Art Writing #5

Jojo Karlin ♦ Prof. Wayne Koestenbaum ♦ Experiments in Art Writing ♦ 03.15.2016

In art one is usually totally alone with oneself.

—Paula Modersohn-Becker, Paris 1906

 

But one might also ask: Is writing ever NOT collaboration? Doesn’t one collaborate with oneself, in a sense? Don’t we access different aspects of ourselves, different characters and attitudes and then, when they’ve had their say, switch hats and take a more distanced and critical view—editing and structuring our other half’s outpourings? Isn’t the end product sort of the result of two sides collaborating? Surely I’m not the only one who does this?  

—David Byrne

Whose you am I? Whose I? No one’s. When I look at Paula Modersohn-Becker’s heavy-lidded strabismus, I look for the glimmer in her eye. She drew her own asymmetry. Her 1898 charcoal of her face intently gazes. Who is her mirror? She writes to her sister. She writes to Rilke. She finds herself in words and in paint.

When I moved into a one-bedroom apartment of my own, people asked if I was lonely.

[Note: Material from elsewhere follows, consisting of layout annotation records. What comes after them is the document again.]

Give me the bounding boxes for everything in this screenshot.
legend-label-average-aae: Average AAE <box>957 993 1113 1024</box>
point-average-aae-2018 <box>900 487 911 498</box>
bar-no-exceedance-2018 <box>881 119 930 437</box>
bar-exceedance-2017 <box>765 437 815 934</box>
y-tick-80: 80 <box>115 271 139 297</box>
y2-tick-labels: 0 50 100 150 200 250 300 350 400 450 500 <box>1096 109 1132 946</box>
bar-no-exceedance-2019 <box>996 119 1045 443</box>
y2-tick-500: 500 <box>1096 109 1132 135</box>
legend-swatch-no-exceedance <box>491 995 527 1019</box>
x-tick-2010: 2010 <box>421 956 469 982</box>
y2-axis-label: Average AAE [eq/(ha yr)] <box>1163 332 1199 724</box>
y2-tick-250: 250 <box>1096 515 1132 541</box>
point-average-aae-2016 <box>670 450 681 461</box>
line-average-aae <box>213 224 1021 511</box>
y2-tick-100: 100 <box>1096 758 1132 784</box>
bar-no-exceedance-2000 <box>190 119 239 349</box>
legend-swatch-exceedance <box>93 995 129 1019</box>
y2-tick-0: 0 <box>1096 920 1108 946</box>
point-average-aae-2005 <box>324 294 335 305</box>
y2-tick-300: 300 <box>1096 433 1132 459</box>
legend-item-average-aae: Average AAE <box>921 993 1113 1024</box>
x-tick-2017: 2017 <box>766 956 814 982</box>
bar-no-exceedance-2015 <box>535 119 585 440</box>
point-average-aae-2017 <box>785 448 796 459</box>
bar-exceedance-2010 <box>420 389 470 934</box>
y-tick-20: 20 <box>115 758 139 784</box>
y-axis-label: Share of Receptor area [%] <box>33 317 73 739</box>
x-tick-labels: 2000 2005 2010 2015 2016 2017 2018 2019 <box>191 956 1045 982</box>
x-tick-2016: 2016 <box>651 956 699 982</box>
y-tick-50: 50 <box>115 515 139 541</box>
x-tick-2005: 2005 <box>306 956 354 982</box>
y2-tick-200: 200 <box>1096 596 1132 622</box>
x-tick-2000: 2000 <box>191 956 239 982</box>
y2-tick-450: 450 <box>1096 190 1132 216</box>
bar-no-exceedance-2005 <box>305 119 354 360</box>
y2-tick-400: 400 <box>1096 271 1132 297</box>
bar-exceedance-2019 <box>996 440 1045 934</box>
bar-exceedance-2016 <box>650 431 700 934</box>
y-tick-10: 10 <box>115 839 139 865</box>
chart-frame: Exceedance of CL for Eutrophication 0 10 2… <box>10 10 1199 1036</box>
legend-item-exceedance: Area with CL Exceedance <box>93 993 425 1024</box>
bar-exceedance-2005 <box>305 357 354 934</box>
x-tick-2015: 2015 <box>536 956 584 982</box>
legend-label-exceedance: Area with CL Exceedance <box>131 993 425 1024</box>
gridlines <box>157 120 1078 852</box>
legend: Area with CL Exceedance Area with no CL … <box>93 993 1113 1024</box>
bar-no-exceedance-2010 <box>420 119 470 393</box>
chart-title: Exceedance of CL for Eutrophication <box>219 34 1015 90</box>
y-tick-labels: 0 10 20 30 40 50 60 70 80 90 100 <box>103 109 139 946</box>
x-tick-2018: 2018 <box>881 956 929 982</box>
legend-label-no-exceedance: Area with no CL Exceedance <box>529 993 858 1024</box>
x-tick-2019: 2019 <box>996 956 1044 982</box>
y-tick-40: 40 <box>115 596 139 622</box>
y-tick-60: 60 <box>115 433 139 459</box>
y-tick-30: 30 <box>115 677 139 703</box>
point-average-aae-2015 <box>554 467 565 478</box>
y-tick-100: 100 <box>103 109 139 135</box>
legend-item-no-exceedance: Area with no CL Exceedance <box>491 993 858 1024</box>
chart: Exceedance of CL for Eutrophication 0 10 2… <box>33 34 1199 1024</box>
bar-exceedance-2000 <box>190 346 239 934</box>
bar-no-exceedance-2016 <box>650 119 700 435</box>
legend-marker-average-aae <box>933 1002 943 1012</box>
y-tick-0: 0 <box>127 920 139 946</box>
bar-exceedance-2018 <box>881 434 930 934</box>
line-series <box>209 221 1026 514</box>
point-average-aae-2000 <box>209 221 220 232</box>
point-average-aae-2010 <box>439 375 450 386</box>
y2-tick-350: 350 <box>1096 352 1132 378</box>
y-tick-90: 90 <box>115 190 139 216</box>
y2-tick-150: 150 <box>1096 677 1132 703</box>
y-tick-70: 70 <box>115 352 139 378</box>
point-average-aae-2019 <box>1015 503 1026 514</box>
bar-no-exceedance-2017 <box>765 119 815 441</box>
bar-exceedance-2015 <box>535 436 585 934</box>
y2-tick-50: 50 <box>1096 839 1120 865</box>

It never occurred to me to be lonely. I answered that the chatter in my head sufficed, surfeited, really, my several rooms.

Writing on my sister’s birthday, I have to consider the ways I consider her a part of me. Thirteen years we shared our rooms. Almost fourteen, if you count the year I squatted in her Brookline Village apartment. Like the fourteen months she lived without me, before me. Her eyelids, her self-portraits, resemble Modersohn-Becker’s. PMB the third of seven. DSK the second of four. I suppose middle children have to run away to Paris if they intend to separate from their fold. Otherwise it’s too easy to put others first.

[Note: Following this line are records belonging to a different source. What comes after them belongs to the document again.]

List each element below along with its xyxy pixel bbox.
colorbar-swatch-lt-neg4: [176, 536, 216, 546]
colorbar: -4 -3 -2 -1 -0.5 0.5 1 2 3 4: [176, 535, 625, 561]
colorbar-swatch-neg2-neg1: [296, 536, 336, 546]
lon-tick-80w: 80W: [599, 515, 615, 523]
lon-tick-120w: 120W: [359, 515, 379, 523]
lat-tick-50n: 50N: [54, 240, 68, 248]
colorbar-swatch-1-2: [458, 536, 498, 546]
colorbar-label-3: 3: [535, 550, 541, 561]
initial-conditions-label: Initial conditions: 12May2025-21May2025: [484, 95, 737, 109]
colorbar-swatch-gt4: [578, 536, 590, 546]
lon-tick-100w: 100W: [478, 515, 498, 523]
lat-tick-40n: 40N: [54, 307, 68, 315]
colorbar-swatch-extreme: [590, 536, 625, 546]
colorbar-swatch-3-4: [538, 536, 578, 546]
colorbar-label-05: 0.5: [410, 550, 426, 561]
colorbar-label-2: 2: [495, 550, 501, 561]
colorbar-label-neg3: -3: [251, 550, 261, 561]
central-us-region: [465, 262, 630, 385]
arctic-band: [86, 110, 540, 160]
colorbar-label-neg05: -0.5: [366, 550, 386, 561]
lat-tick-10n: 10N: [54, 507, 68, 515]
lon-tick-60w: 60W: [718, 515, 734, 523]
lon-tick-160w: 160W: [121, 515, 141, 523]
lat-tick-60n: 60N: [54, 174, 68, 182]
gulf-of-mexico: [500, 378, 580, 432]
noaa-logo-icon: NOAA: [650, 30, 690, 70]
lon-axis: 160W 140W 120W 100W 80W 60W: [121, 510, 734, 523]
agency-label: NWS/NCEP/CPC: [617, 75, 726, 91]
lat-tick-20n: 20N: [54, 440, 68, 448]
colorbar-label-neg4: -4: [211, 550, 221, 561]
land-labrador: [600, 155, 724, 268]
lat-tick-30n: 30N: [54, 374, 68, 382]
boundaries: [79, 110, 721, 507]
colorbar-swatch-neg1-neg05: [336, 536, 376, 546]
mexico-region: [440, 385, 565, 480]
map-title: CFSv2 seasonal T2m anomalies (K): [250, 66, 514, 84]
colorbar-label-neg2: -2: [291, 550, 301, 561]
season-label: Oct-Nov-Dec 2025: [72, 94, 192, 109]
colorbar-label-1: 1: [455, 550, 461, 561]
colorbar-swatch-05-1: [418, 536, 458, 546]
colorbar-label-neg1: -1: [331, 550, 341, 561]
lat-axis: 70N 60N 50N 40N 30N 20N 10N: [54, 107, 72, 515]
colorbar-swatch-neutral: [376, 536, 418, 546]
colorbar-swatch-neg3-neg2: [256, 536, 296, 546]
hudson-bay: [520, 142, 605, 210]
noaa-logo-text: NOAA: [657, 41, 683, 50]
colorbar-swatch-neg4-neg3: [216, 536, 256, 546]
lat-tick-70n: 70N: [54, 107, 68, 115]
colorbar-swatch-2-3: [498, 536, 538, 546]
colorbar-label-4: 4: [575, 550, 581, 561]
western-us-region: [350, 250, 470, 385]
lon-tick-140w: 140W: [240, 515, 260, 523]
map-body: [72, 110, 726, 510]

Dorrie is good at pointing out when I am putting people into my own stories. Casting them in the roles I make up. Stop telling that story. She shows me how I tend to see what I hate in myself in others. She paints with tempera, too. Dorrie reads most things I write. Or at least I ask her to. At some point she will likely read these words. My words. Her words. Our coffee (we only pour separate cups as a matter of ceremony).

Muffled shouts from the basement. A racket. Black night settled on the house in the bottom of the hill, tucked beside the woods at the edge of the lake. From the high up loft bedroom perched on perilously steep wooden steps, in furry sleep she starts at the shouting. Commotion below. Does she fear the noise? The house is never locked and there was that time her sister’s long-departed high school boyfriend Tony had drunkenly broken in to play the baby grand. Her younger daughters in their beds below.

Not one to panic, she shuffles down to investigate.

Through the empty sunroom evacuated of light, past the small kitchen on the deep rust stone tiles, turning into the big room, the clamor grows. She crosses the carpet, past the silent piano and darkened windows, and descends the hidden steps.

Side by side in the twin set that belonged to her mother, their grandmother, who sleeps in the house just a stone walk away:

 

(DORRIE)

NO!

No!!!

NOOOOOOOO!
NO.

NOOOOOOOO!

(JOJO)

mutter mutter mutter mutter mutter MUTTER mutter mutter mutter mutter mutter mutter mutter mutter MUTTER mutter mutter MUTTER mutter mutter mutter mutter mutter MUTTER

Fast asleep, her daughters shout unintelligibly. Conversing? Arguing? Speaking both at once and not together. Neither conscious, yet communicating together.

No visible intruder, she lets them talk it out and returns to bed.